CAIHL read · Jun 11, 2026
Patient AI scribes? Not going to happen
Framework
What CAIHL does
Critical AI Health Literacy (CAIHL) is an analytical lens — Hugo Campos and Liz Salmi's 2025 National Academy of Medicine commentary, "Critical AI Health Literacy as Liberation Technology." It applies Paulo Freire's theory of critical literacy to health AI.
The central question CAIHL asks is whose interests does this AI actually serve? Four dimensions answer it: who is the primary user, where is it hosted, whose interests does it advance, and does it expand or constrain patient agency.
This deep-read separates the four dimensions on a single item from the day's scan, so you can see the specific structural shape of the AI in question — not just the bucket it landed in.
The four dimensions
How this item reads through CAIHL
Primary user
patient
Patients, families, and care partners are the primary users of this AI.
Hosting
public
Hosted for public use (ChatGPT, Claude, consumer apps). Anyone with a device can use it.
Interests
institutional
Prioritizes institutional efficiency, compliance, risk management, or revenue.
Agency
constraining
Channels patients toward predetermined pathways or substitutes for patient capabilities.
Editor's CAIHL read
One-sentence synthesis
Opinion-voice dismissal of patient-side scribe symmetry; constraining patient agency by treating the asymmetry as natural.
In the scan
How this item appeared in the daily scan
Editor's note: The piece is structurally interesting because it inverts the default frame: the AI scribe is normalized as a clinician-side tool, and the patient-side analogue is dismissed as impractical. The asymmetry is the entire argument the participatory-medicine literature has been making about every new tool.
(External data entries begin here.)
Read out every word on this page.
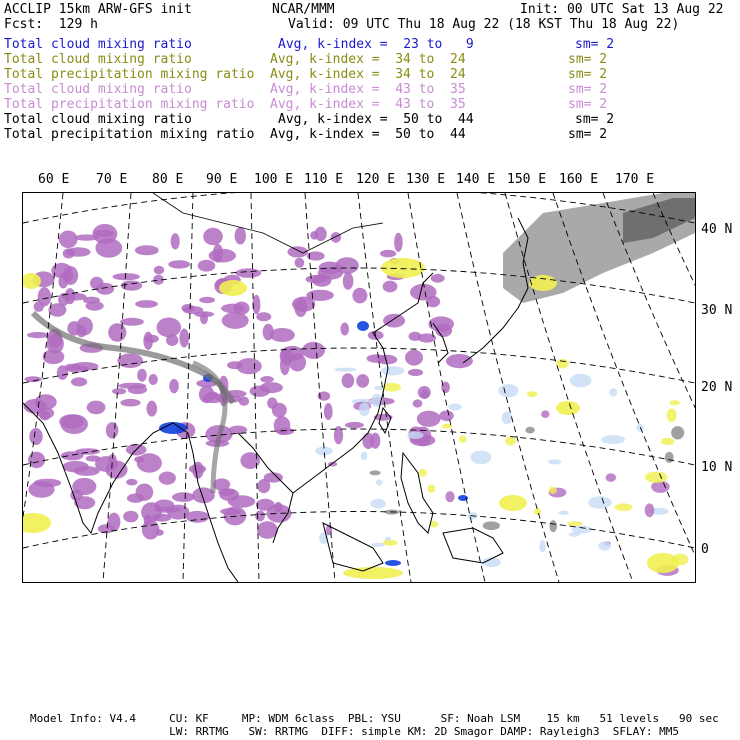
ACCLIP 15km ARW-GFS init	NCAR/MMM	Init: 00 UTC Sat 13 Aug 22
Fcst:  129 h	Valid: 09 UTC Thu 18 Aug 22 (18 KST Thu 18 Aug 22)
Total cloud mixing ratio	Avg, k-index =  23 to   9	sm= 2
Total cloud mixing ratio	Avg, k-index =  34 to  24	sm= 2
Total precipitation mixing ratio Avg, k-index =  34 to  24	sm= 2
Total cloud mixing ratio	Avg, k-index =  43 to  35	sm= 2
Total precipitation mixing ratio Avg, k-index =  43 to  35	sm= 2
Total cloud mixing ratio	Avg, k-index =  50 to  44	sm= 2
Total precipitation mixing ratio Avg, k-index =  50 to  44	sm= 2
60 E 70 E 80 E 90 E 100 E 110 E 120 E 130 E 140 E 150 E 160 E 170 E
40 N
30 N
20 N
10 N
0
Model Info: V4.4     CU: KF     MP: WDM 6class  PBL: YSU      SF: Noah LSM    15 km   51 levels   90 sec
LW: RRTMG   SW: RRTMG  DIFF: simple KM: 2D Smagor DAMP: Rayleigh3  SFLAY: MM5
Summary: Health Services Daily (Australia): Opinion piece arguing that patient-side AI scribes — recording the consultation from the patient's chair — will not arrive at scale because the institutional infrastructure won't support them.
methodology
Limitations
CAIHL is a lens, not a verdict. The four dimensions are conditions of use — reassess them when a tool's business model, deployment context, or patient behavior changes. See the NAM commentary for the full framework.